Las Armas de China
Los Juegos Olímpicos de 2008, que, como bien sábese, se realizan en Pekín (Beijing, en inglés), la capital de la República Popular China, mueven a reflexión acerca de su significado.
Esa reflexión tiene un pivote filosófico: los Juegos Olímpicos son, insoslayablemente, expresiones políticas de guisa deportiva, en particular en ésta versión ocurrente.
A mayor abundamiento diríase sin tapujos que estos Juegos Olímpicos son expresiones elocuentes de cultura política, entendida ésta como acervo experiencial y articulado del ser social.
A esa percepción concurre la definición clásica. El hombre, por su naturaleza de ser social, es esencialmente un animal político. No antojaríanse vanas la pompa y el esplendor de la Olimpíada china.

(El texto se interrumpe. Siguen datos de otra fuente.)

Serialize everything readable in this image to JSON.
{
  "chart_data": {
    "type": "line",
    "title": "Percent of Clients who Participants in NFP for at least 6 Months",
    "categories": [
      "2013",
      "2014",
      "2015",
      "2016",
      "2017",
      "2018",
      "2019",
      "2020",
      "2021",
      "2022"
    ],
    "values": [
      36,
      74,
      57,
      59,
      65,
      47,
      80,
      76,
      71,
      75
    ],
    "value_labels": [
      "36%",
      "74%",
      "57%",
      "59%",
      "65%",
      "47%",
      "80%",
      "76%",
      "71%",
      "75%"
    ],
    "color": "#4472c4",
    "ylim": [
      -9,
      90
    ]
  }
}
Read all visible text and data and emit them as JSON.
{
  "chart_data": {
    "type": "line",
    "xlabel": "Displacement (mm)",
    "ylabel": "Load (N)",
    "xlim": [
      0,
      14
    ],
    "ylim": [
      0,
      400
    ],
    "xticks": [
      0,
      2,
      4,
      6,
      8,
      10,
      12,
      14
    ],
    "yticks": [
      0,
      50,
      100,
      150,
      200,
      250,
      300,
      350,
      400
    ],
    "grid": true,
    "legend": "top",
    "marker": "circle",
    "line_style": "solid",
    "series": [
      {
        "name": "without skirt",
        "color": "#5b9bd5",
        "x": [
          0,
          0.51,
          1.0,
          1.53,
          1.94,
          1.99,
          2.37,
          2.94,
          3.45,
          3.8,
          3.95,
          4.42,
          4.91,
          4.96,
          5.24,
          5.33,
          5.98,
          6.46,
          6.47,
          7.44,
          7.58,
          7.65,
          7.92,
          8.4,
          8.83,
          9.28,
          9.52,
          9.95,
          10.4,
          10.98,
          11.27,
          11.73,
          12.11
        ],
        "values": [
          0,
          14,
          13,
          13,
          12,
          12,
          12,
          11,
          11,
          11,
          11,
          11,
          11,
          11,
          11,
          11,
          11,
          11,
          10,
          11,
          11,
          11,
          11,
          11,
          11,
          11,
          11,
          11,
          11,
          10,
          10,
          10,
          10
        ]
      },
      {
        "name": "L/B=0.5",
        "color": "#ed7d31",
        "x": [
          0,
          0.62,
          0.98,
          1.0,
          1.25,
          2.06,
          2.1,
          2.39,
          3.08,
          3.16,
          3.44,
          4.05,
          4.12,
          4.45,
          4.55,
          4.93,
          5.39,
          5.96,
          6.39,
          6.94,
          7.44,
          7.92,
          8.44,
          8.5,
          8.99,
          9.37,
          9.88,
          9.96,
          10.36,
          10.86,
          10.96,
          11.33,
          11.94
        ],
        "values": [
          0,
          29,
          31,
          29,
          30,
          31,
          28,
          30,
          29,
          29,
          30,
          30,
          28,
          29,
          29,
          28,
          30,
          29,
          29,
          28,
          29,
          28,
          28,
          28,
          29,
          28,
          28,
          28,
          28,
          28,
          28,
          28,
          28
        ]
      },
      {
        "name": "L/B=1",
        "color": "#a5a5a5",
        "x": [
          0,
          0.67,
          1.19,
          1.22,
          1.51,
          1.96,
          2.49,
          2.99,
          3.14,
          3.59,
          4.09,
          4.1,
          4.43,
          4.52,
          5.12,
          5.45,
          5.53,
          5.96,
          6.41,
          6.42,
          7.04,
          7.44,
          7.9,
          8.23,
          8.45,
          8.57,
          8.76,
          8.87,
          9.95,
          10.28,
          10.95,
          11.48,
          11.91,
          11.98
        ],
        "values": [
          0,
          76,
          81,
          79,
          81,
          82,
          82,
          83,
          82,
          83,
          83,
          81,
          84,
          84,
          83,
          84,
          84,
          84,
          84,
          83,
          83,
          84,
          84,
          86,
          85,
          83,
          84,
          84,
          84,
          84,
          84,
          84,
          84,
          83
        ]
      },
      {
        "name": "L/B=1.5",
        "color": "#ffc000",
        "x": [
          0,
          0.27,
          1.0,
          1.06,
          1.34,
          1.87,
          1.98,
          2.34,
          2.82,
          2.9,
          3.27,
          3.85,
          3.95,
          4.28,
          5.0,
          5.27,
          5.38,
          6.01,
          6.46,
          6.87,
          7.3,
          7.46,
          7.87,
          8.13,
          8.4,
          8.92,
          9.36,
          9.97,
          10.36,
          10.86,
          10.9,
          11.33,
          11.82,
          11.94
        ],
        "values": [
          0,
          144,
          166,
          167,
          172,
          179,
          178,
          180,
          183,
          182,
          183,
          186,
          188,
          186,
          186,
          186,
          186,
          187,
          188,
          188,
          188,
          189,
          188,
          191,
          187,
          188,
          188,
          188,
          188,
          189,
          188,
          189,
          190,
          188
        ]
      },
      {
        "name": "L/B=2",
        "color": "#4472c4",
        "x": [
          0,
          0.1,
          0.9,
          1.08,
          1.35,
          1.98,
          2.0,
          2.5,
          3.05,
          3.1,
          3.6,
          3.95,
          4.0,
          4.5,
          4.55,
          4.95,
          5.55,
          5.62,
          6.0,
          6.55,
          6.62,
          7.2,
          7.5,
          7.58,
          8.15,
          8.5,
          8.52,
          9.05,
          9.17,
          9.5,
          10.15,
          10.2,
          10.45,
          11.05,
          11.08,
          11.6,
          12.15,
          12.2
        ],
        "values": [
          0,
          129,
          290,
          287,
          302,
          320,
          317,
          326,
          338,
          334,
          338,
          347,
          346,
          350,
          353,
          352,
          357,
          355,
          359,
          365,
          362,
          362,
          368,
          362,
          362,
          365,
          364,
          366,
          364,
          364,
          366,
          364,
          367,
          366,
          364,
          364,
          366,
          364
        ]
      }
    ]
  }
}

Así, a intramuros de ese contexto se dan manifestaciones de la cultura del deporte que son a la vez modalidades de hacer política y estilos que anuncian la entrada a escena de un nuevo actor.
Ese actor no es, predeciblemente, cualquier actor. No es del montón. No. Es un actor que reclama un derecho a principalidad y, por ende, reflectores y marquesinas, bombos y platillos.
En efecto, la República Popular China --nuevo actor en la escena de la política mundial-- reclama un derecho anhelado durante mucho tiempo, de siempre tal vez, pero sobre todo desde 1949.
En 1949, Mao Tse Tung (en inglés, Mao Zedong) convirtió al ente republicano chino cuyo presidente era un corrupto militar de nombre Chiang Kai-shek (fundado por Sun Yat-sen) en una República Popular.
Mao sabía por vivencia personal que al poder político se accede con los rifles, pero no desechó el papel estratégico del capital para conservar y reproducir el poder de un país en el mundo.
Para Mao, el poder real --político o de cualesquier otras naturalezas-- de un país en el mundo podríase conquistar mediante la dispensa de símbolos potestatarios a otros actores planetarios.
Dicho de otro jaez: mostrar al exterior una imagen preñada de simbolismos y significados inferidos: un dragón enorme, con fauces con fogaratas estruendosas, quemantes.
Fogonazos quemantes, sí, pero que no incineran. Un dragón que sonríe al mundo, aunque hacia dentro, en la introspección de la psique colectiva --social--china las bocanadas de fuego sí incineran.
¿Cómo lograron los herederos de Mao ese acceso de China a la escena mundial del poder real? Control político interno y manejo de mercados en lo externo. Fórmula improbable, pero hoy muy probada.
Muy probada, sin duda, por los chinos. China controla sus fuentes de abasto de insumos estratégicos siendo, como es, un gran mercado. Su tamaño es un imán muy poderoso, por irresistible.
China posee, incluso, un grueso de la deuda de Estados Unidos, lo que le da ventaja táctica. Su enorme liquidez --por exportación e importación de bienes y servicios-- es su gran arma.
Pero no es esa su arma única. En su arsenal de rugidos llameantes de símbolos de poder del dragón chino hay muchas otras, además de su liquidez y su pantagruélico mercado: su afán por tocar al mundo.